Using aggregated ESG data from OWL Analytics’ broad-based, multi-sourced, unbiased dataset, we rank companies across a wide range of E, S and G criteria. Then we go much further – we identify key E, S and G characteristics that…
- explain ESG-driven excess returns historically, and
- identify stocks with positive forward-looking ESG-driven alpha signals.
Based on these characteristics or “key performance indicators”, we rank companies (U.S.-only and Global, ex-U.S.) according to these dimensions and build the matrix.
Returns are for 2019, for an International Developed ETF (EAFE Index). The insights that come from combining Rankings and Alpha Signals are compelling: the Leaders quadrant (average return, equally weighted) outperformed all other quadrants and, in this case, delivered almost double the Laggards’ return. Each quadrant represents a “basket” of stocks for asset managers to analyze further.
Outperformance often depends on avoiding mistakes.
Our basic premise: any strategy, whether fundamentals-driven or quantitative, has an ESG component that affects performance. The ability to identify positions with hidden ESG risk leads to better performance – whatever your values.
Asset managers can use Confluence’s alpha signals to add an ESG dimension to proprietary strategies, both fundamental and quantitative. Our alpha signals reduce the risk of investing based on raw ESG scores that are not designed to provide signals about returns. Any fund or benchmark can be analyzed this way.

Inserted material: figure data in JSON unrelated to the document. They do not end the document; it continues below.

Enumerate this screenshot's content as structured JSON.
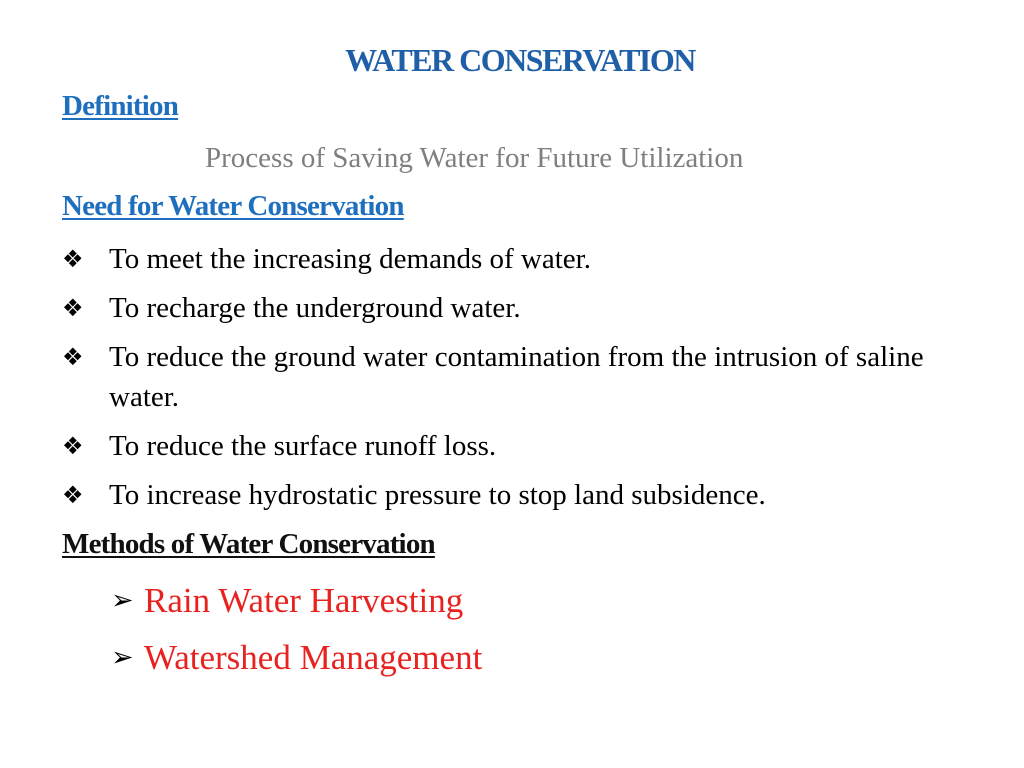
{
  "slide": {
    "title": "WATER CONSERVATION",
    "definition_heading": "Definition",
    "definition_text": "Process of Saving Water for Future Utilization",
    "need_heading": "Need for Water Conservation",
    "need_items": [
      {
        "icon": "diamond-bullet-icon",
        "text": "To meet the increasing demands of water."
      },
      {
        "icon": "diamond-bullet-icon",
        "text": "To recharge the underground water."
      },
      {
        "icon": "diamond-bullet-icon",
        "text": "To reduce the ground water contamination from the intrusion of saline water."
      },
      {
        "icon": "diamond-bullet-icon",
        "text": "To reduce the surface runoff loss."
      },
      {
        "icon": "diamond-bullet-icon",
        "text": "To increase hydrostatic pressure to stop land subsidence."
      }
    ],
    "methods_heading": "Methods of Water Conservation",
    "methods_items": [
      {
        "icon": "arrow-bullet-icon",
        "text": "Rain Water Harvesting"
      },
      {
        "icon": "arrow-bullet-icon",
        "text": "Watershed Management"
      }
    ]
  },
  "colors": {
    "title": "#1f5fa8",
    "link_heading": "#1f6fbf",
    "definition_text": "#7f7f7f",
    "method_text": "#e8231f",
    "body_text": "#000000"
  }
}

Most investors cannot identify ESG-related performance risk
The trend is clear. ESG is becoming the third exposure mandate, along with style and risk. Adding our alpha signal to ESG scores or rankings creates a framework for decision-making that provides much more information than one-dimensional rankings. OWL’s Alpha Signals represent a powerful opportunity for those who have the tools and know how to use them.